Effective 1 September 2026, Coop will take over four Ospelt supermarkets located in Balzers, Eschen, Ruggell, and Grabs, which had most recently been operated as Migros partner stores.

=== Experiments with the Coop Railshop ===
In May 2000, in collaboration with the Schweizerischen Bundesbahnen (SBB), Coop introduced an innovative concept: the Coop Railshop, two mobile stores housed in specially converted dining cars that had previously been operated by McDonald's. On the route between Zurich and Bern, the Railshop offered a selection of around 900 daily necessities, including fresh food, beverages, sandwiches, tobacco products, and magazines. The railcar operated from Monday to Friday, making ten daily runs and serving intermediate stops in cities such as Baden, Aarau, and Olten.

The concept proved unsuccessful and was discontinued in 2002. The dining car used for the project (SBB S 50 85 89-75 750-1) was later repurposed for use in firefighter training exercises.

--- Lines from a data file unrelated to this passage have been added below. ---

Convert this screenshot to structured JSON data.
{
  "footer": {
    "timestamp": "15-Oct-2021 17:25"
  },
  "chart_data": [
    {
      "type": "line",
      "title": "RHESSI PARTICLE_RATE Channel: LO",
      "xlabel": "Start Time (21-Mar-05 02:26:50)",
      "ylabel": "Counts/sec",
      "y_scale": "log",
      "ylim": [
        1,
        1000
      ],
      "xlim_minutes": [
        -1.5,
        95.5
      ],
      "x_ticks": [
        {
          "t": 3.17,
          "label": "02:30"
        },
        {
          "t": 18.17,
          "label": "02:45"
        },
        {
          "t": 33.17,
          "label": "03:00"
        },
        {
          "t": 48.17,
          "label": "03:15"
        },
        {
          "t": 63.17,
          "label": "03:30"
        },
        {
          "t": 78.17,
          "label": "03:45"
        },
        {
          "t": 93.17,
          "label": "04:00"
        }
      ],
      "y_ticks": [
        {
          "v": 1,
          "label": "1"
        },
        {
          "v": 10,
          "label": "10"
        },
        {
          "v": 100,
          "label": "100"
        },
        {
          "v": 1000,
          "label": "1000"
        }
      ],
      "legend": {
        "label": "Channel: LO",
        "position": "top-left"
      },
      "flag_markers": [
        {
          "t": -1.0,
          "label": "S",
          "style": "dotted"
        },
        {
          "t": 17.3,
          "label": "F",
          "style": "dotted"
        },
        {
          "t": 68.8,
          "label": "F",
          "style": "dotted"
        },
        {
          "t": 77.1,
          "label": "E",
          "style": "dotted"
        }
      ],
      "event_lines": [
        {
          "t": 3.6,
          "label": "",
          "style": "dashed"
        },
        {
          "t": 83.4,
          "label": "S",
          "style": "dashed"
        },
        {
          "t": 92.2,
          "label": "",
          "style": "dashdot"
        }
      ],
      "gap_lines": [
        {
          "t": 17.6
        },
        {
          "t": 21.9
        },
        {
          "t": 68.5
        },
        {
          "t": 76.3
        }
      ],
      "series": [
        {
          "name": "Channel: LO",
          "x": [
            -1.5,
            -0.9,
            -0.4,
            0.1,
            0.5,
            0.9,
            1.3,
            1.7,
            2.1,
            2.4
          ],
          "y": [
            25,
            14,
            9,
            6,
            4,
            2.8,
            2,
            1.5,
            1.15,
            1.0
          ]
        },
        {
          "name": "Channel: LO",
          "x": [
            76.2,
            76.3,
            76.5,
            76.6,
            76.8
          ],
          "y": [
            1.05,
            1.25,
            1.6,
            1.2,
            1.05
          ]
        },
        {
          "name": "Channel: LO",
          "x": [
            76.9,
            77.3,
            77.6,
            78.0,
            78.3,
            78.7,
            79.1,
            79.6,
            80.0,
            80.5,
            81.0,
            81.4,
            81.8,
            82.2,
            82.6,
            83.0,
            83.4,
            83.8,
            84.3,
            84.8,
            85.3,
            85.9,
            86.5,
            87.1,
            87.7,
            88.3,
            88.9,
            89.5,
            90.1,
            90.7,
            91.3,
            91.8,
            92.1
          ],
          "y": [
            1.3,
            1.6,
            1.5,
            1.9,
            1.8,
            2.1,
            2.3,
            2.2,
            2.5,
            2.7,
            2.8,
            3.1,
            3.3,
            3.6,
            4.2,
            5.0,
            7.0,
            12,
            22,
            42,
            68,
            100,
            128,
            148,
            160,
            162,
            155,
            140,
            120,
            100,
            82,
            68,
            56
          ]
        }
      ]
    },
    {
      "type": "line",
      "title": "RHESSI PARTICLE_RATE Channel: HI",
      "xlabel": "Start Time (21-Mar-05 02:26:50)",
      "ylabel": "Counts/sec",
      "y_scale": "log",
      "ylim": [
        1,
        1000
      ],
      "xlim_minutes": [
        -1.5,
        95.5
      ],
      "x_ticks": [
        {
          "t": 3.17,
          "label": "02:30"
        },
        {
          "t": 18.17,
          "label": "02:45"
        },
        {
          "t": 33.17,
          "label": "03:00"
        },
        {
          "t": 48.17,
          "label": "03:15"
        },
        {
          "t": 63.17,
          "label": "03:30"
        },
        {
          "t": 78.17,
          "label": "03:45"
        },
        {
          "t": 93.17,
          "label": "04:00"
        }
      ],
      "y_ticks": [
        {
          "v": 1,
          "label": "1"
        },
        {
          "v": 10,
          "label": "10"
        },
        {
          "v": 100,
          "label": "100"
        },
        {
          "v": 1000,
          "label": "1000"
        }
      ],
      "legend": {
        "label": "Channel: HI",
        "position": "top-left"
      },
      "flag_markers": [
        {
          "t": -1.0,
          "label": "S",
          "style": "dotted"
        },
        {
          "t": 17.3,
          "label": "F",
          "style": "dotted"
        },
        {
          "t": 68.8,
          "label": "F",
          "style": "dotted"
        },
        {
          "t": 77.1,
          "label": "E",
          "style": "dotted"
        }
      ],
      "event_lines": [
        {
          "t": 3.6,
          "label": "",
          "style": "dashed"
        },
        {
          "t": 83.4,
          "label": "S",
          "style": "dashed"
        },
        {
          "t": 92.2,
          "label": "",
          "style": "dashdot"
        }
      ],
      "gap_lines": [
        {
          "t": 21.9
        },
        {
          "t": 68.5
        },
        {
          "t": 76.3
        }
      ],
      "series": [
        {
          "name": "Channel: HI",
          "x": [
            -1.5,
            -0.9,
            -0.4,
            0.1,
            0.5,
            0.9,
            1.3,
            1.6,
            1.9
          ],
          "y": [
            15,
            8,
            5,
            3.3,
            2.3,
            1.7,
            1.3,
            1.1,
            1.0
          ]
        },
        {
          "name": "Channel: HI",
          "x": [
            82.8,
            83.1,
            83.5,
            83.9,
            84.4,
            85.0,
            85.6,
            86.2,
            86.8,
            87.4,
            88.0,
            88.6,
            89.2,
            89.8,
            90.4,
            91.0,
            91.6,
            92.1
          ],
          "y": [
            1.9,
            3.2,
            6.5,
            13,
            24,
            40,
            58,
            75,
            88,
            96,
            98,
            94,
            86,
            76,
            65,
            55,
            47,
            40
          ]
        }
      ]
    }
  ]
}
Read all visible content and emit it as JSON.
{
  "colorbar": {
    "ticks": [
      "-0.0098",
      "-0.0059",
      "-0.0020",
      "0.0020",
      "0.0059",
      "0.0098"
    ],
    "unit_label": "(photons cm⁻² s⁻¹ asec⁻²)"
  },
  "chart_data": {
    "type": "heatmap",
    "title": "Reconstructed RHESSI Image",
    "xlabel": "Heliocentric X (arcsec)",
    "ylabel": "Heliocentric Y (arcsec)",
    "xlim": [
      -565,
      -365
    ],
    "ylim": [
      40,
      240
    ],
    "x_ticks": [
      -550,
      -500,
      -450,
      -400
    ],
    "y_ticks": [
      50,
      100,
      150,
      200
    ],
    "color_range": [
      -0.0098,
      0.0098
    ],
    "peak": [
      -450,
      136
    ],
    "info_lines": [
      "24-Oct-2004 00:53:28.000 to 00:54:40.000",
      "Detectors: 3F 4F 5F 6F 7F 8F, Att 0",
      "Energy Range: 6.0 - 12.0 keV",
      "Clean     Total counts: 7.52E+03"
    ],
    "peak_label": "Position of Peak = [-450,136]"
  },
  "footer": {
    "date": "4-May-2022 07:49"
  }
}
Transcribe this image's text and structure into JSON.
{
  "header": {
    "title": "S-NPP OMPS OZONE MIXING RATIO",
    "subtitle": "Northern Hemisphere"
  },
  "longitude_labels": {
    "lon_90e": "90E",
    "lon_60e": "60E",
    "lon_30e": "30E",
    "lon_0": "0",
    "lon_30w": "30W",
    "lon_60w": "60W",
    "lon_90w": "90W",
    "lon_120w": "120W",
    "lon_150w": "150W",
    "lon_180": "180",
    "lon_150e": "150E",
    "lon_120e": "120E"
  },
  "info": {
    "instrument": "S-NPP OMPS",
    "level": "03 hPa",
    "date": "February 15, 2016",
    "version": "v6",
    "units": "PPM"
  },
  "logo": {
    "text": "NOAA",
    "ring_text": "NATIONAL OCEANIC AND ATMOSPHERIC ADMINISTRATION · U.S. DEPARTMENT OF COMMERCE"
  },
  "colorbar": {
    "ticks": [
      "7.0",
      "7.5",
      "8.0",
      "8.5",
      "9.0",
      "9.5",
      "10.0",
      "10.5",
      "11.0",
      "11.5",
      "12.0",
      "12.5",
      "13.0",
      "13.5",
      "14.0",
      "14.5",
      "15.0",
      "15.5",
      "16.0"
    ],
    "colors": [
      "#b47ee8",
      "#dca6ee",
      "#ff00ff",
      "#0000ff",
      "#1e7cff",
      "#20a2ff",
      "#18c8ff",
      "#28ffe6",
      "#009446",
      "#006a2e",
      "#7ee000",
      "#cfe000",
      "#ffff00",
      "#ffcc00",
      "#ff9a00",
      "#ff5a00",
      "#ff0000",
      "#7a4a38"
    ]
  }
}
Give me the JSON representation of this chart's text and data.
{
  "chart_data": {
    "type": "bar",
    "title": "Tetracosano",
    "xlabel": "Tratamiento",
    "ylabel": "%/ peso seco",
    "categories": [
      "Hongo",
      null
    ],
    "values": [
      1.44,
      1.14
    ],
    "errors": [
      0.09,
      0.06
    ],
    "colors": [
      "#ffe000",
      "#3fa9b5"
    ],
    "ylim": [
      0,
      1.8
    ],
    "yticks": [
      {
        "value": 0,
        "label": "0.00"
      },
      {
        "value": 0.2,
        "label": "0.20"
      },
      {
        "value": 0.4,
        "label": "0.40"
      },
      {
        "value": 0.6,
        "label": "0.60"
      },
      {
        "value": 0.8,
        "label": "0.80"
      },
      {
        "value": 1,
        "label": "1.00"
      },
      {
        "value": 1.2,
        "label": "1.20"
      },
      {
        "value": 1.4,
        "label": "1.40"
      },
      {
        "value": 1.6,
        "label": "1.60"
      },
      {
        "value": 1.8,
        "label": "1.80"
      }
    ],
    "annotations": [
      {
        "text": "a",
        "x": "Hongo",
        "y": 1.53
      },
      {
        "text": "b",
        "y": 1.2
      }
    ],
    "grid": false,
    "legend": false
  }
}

== Passabene (self-checkout) ==
Coop was one of the first self-checkout providers in Switzerland, introducing its own system called Passabene in 2005. It is in use in 80 stores. Coop uses the MC17T Retail Mobile Computer by Motorola Solutions for this application. They later introduced mobile apps that customers can use to scan items.

== Cargo Sous Terrain ==
Cargo Sous Terrain (CST) is a planned underground logistics system – its first phase in the Mittelland region is scheduled by the early 2030s. As of January 2016, the company's respective association (Förderverein Cargo sous terrain) was based at the seat of Coop (Genossenschaft Basel) in Basel.

== Swissmill ==
Swissmill operates the largest granary in Switzerland that produces 800 tonnes of grain daily, representing 30% of the national grain requirements. Its flour is prepared for all bread products produced by the Swiss retailers Coop, Volg, and Landi. Although the Swissmill Tower's exterior and height in Zürich is disputed, the municipal authorities claim that the silo is intentionally designed in its aesthetically conscious way. Its external appearance is intended to express its interior – an industrial plant.

== Criticism ==
Unlike competitor Migros, Coop stores sell cigarettes and other tobacco products. Since 2003, Coop even markets its own brands of cigarettes ('5.65' and 'Bay'), the cheapest in Switzerland, which makes them especially attractive to youth. In 2025, Coop was found to advertise discounted cigarettes, although 'price comparisons' are forbidden by the tobacco legislation in Switzerland since 2024.